Power supply and platform : Small UAVs rely mostly at present on lithium-polymer batteries (Li-Po), while larger vehicles often use fuel or even solar power. Battery elimination circuitry (BEC) is used to centralize power distribution and often harbors a microcontroller unit (MCU). Costlier switching BECs diminish heating on the platform.

Computing : Early large UAVs could carry high computational capabilities due to their extended available payload and they did not urge engineers into miniaturization as they allowed complex-instruction-set chips. Processing power of civil-and-medium-domestic UAVs mostly leans toward reduced-instruction-set computer design. Common processor families there are AVR, PIC, ARM, with a current predominance of ARM’s 32-bit memory-address-register processors. Thus, small UAV embedded systems evolved from the blending terms of microcontrollers, to system-on-a-chip (SOC), and as far as single-board computers (SBC) at present.

UAV hardware is likely to specialize, with increasing numbers of operation per second and hardware acceleration as a background, between, on one hand, calculus speed in exchange for low processing power (time-critical applications), and high-computational-capacity, able to support full operating systems, trading with higher weight on the other hand.

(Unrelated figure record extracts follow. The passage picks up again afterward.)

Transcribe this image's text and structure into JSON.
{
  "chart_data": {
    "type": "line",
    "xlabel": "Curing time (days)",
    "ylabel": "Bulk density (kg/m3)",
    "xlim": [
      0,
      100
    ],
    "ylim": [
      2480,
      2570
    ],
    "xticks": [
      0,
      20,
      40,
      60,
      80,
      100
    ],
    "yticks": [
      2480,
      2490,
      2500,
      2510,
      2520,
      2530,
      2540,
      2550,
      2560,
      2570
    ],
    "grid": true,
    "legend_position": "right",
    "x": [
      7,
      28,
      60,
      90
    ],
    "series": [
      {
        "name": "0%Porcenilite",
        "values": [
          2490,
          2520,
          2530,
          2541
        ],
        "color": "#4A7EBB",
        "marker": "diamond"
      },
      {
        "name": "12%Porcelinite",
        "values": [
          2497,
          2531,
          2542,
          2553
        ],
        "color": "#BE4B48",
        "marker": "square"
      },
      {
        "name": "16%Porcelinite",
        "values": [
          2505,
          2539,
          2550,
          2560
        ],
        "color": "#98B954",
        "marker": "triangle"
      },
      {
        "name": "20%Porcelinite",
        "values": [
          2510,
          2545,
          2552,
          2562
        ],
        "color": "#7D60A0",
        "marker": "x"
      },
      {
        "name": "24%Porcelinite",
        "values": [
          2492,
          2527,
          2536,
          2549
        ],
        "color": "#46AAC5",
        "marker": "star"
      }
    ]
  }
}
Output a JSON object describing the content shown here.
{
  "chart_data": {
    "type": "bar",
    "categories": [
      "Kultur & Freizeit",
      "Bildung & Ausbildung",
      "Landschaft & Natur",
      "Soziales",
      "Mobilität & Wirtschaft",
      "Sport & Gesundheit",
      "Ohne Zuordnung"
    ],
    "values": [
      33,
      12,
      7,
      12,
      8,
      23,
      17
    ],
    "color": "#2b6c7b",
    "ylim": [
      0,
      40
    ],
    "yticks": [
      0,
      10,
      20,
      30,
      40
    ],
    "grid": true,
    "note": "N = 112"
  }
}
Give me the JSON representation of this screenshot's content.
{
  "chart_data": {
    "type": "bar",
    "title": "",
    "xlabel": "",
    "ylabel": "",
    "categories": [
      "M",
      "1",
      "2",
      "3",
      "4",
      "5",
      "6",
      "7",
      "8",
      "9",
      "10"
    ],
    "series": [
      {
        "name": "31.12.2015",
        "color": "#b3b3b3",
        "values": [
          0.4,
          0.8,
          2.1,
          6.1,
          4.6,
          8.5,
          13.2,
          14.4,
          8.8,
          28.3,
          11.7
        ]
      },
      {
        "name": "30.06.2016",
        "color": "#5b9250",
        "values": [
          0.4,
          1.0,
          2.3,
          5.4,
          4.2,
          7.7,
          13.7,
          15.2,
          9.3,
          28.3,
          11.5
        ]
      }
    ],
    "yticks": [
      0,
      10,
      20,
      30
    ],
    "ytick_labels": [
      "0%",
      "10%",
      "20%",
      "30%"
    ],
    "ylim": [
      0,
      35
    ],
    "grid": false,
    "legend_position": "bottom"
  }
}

Small UAV control system hardware is often called, especially in hobbyists groups, the Flight Controller (FC), Flight Controller Board (FCB), or Autopilot.

Main sensors:

  • Proprioceptive: IMU (gyroscope, accelerometer), compass, altimeter, GPS module, payload measurement…Exteroceptive: camera (CMOS, infrared), range sensors (radar, sonar, lidar)…
  • Exproprioceptive: internal/external thermometer, gimballed camera…
  • Degrees of freedom (DOF) refer to both the amount and quality of sensors on-board
  • 6 DOF stands for 3-axis gyroscopes and accelerometers (a typical inertial measurement unit – IMU)
  • 9 DOF refers to an IMU plus a compass
  • 10 DOF adds a barometer
  • 11 DOF usually combine a GPS receiver.

Actuators : Actuators found in UAVs depend heavily on the aircraft type: digital electronic speed controllers (which control the RPM of the motors) linked to motors/engines and propellers, servomotors (for planes and helicopters mostly), weapons, payload actuators, LEDs, speakers…

Software : The UAV computer software are layered in tiers with different time requirements. The combination of layers is sometimes called the flight stack, or autopilot. Onboard classical operating systems alone are not ideal for flying UAVs: high response times may be fatal to the aircraft. Thus they may be completed by externally supported middlewares: RaspberryPis, Beagleboards, etc. shielded with NavIO, PXFMini, etc. or designed from scratch for hard real-time requirements, like Nuttx, preemp-RT Linux, Xenomai, Orocos-Robot Operating System, DDS-ROS 2.0 for instance.